NetExtract is crafted to extract core content from webpages and convert it into clean, LLM-friendly text. Leveraging the power of Express.js, TypeScript, and Puppeteer, it offers a streamlined API for efficient content extraction and transformation, making it an invaluable tool for enhancing LLM and RAG systems with up-to-date web information and API web scraping.
- Core Content Extraction: Seamlessly extracts essential content from any URL.
- Markdown Conversion: Converts webpage content into clean, well-formatted Markdown.
- Social Media Scraping: Efficiently scrapes and formats X (Twitter) posts.
- Simple API Integration: Easily integrates with existing systems.
- LLM-Powered Conversion: Utilizes open-source large language models to enhance the extraction and conversion process, ensuring high-quality output.

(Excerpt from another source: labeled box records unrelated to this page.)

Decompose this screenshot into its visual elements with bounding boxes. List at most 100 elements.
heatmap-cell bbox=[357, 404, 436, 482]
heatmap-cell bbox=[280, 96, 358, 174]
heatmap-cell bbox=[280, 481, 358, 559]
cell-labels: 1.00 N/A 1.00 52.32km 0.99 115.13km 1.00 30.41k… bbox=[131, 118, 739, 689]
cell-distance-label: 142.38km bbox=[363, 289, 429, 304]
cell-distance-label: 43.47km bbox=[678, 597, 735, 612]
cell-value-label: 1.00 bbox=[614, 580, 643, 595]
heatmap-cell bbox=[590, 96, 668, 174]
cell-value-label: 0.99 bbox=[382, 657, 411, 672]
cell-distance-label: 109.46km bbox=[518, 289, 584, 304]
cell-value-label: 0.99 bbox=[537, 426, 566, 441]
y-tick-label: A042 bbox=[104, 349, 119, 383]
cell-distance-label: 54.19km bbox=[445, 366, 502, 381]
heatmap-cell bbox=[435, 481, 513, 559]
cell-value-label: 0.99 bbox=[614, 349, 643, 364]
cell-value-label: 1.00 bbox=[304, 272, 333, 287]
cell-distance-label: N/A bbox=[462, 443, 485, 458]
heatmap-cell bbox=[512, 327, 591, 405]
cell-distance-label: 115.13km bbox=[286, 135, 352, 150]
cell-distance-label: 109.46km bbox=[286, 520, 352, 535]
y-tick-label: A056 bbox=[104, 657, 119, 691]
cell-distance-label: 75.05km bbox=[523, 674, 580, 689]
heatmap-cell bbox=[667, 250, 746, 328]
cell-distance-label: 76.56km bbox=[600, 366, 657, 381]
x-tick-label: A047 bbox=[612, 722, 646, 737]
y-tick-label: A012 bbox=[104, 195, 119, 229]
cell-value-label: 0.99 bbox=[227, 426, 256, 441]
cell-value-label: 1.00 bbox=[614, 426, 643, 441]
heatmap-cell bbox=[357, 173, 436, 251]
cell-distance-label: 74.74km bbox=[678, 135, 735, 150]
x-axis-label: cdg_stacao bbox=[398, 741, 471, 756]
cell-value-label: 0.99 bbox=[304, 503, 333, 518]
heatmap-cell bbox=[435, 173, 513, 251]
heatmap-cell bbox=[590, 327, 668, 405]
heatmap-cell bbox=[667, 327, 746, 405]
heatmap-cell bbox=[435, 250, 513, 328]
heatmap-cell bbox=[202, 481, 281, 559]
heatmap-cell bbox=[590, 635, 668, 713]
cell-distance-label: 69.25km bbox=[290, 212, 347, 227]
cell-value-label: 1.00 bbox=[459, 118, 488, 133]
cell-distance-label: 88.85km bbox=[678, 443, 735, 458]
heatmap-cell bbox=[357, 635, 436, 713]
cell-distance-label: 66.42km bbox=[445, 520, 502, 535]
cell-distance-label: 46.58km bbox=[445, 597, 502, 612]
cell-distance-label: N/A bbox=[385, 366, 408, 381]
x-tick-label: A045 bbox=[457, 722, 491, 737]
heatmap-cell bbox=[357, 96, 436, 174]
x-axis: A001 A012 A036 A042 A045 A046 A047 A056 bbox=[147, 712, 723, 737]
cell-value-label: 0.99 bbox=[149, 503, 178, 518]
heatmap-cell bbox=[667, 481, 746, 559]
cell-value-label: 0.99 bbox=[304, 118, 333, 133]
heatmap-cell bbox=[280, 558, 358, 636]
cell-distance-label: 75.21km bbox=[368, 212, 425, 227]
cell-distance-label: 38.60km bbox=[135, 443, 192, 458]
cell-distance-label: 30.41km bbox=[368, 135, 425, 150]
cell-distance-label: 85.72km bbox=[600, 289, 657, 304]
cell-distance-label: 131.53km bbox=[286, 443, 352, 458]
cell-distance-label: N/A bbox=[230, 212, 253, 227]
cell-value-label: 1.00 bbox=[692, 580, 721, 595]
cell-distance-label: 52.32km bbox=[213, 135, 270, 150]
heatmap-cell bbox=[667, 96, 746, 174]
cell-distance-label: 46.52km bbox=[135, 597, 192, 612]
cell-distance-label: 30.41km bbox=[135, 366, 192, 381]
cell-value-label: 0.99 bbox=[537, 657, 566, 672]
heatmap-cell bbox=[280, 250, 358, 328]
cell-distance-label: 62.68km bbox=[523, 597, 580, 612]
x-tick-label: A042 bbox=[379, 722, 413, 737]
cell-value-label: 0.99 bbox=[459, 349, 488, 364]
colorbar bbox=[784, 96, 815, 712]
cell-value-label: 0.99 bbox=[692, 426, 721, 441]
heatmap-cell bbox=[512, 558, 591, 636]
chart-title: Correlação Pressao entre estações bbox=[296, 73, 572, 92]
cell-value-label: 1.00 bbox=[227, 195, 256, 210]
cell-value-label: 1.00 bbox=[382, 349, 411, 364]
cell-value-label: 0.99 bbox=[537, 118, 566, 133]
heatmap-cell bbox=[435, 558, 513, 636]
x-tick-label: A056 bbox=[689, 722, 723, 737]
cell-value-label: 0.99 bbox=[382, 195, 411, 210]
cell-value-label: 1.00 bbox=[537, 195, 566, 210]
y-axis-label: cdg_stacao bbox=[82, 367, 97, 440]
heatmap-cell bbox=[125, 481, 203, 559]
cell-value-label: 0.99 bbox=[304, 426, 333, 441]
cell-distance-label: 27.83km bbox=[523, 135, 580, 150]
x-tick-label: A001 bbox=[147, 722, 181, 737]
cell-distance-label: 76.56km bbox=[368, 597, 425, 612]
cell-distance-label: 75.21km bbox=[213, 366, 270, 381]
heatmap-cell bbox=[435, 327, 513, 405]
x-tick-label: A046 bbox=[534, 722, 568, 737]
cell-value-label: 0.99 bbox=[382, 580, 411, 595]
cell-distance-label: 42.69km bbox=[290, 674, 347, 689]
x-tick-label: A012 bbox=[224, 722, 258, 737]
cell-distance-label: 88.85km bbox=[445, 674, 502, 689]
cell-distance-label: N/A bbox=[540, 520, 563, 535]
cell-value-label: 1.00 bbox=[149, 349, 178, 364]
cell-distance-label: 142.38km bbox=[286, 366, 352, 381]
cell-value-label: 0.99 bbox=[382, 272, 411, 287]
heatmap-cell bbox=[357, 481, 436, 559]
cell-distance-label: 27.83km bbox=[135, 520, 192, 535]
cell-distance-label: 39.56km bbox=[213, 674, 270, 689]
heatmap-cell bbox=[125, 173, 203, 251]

To use NetExtract, prepend the API endpoint to your desired URL:
http://{your_address}/api?url={url}
git clone https://github.com/sabber-slt/NetExtract
cd NetExtract
Then run the application with Docker:
docker compose up -d
- Inspired by jina.ai
- Built with Node.js, Express.js, TypeScript, and Puppeteer
.
├── cookie
│ └── twitter.json # Twitter cookie for X (Twitter) post scraping
├── docs # Documentation files
├── search # Searxng engine
├── src # Source code
│ ├── interfaces # TypeScript interfaces
│ ├── lib # Utility libraries
│ ├── routes # Express route handlers
│ ├── services # Core service layer for business logic
│ ├── utils # Helper functions and utilities
│ └── app.ts # Main application entry point
├── .env # Environment variables
├── .gitignore # Git ignored files
├── .prettierignore # Prettier ignored files
├── .prettierrc.js # Prettier configuration
├── app.log # Log file
├── Dockerfile # Dockerfile
├── docker-compose.yaml # Docker Compose configuration
├── package.json # Node.js project metadata
├── README.md # Project README
├── tsconfig.json # TypeScript configuration
└── yarn.lock # Yarn lockfile for dependency management
I welcome and appreciate contributions! If you'd like to contribute, please feel free to submit issues, fork the repository, and send pull requests.